Dopo aver offeso con parole pesanti prima il Capo dello Stato e poi Rosi Bindi (rimasta per alcuni secondi allibita dopo aver udito quella frase, “lei è più bella che intelligente”), dopo essersela presa con le “toghe rosse”, il premier infuriato ha deciso di agire per fermare il complotto comunista ordito contro di lui.
Cosa ci aspetterà?
Un autunno e un inverno infuocati, dove il Parlamento sarà il campo di battaglia nel quale saranno in gioco la libertà e la democrazione di una nazione. Si cercherà di far passare leggi per favorire la prescrizione dei processi in cui Silvio è indagato, per favorire l’immunità, per arrivare entro il 2013 al presidenzialismo, il tutto per erigere un uomo al di sopra di tutto e di tutti.

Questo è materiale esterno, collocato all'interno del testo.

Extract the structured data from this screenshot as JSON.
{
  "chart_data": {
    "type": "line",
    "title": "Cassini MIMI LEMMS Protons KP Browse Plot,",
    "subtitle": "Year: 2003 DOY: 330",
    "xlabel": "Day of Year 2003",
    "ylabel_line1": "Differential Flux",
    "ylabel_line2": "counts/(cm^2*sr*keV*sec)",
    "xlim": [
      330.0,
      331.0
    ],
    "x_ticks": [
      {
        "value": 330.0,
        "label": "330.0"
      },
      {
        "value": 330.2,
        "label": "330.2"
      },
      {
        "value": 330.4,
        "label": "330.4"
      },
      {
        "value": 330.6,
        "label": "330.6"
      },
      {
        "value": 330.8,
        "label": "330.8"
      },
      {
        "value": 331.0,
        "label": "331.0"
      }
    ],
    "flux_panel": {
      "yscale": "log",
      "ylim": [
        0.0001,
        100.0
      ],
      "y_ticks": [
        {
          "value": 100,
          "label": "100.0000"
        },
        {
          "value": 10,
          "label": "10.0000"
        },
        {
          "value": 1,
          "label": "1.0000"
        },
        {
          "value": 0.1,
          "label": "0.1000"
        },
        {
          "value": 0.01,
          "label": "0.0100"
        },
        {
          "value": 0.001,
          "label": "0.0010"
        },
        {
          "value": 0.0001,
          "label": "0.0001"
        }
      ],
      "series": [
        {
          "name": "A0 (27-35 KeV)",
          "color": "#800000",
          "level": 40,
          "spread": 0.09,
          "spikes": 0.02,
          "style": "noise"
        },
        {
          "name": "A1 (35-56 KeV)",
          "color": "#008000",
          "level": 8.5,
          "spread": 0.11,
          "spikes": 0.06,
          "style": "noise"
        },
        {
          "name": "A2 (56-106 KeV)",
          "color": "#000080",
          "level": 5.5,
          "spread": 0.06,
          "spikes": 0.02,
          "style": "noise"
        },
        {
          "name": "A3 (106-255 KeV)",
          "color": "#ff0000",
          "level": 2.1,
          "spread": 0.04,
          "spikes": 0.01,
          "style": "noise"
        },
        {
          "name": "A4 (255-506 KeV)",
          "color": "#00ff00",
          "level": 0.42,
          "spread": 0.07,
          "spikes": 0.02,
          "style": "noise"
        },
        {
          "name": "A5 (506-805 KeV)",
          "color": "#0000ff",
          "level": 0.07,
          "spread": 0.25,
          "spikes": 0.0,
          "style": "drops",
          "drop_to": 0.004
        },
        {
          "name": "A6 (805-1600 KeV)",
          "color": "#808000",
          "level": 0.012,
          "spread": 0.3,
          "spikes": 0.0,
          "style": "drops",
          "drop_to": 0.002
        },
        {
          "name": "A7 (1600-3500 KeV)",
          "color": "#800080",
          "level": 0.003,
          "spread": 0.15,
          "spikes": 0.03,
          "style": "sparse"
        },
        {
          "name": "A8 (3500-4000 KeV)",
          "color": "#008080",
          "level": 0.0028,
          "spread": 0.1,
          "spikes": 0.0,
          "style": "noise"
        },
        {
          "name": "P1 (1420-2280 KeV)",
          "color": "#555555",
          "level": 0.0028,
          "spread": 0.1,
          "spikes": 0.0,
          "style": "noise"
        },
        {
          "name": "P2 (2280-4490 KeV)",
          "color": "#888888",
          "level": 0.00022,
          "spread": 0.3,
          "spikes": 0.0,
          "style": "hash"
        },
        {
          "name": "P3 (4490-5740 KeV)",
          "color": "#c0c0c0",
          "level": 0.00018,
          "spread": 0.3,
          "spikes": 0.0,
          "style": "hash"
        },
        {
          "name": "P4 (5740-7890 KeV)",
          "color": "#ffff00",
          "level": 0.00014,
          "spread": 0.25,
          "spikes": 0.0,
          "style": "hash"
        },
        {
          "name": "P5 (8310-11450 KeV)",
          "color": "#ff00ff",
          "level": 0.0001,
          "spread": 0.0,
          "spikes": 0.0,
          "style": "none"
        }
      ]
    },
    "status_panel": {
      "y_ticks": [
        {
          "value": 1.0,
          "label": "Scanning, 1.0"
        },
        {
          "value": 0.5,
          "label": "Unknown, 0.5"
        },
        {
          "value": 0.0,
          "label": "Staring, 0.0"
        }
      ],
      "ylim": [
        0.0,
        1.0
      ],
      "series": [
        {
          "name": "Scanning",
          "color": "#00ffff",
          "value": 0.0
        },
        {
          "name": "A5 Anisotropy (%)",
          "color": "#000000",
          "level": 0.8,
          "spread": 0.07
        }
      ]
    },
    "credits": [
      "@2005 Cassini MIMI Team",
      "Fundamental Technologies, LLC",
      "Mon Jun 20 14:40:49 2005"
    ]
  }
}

Visto che l’opposizione non è in grado di fermarlo (vedi le assenze decisive in aula sul voto per il Lodo Alfano), non ci resta che farlo noi, attraverso l’informazione. L’unica arma che abbiamo. Abbiamo il diritto e il dovere di informare le persone su quello che sta accadendo in Italia, di raccontare come stanno realmente i fatti, visto che le tv di stato sono in mano sua. Ormai ne sanno più all’estero di noi su quello che sta succedendo alla democrazia italiana. Ogni giorno i giornali esteri riportano articoli su Berlusconi e la politica italiana, “sputtanando” non solo lui, ma un’intero popolo… e per usare uno slogano usato dal PdL in campagna elettorale… RIALZATEVI ITALIANI!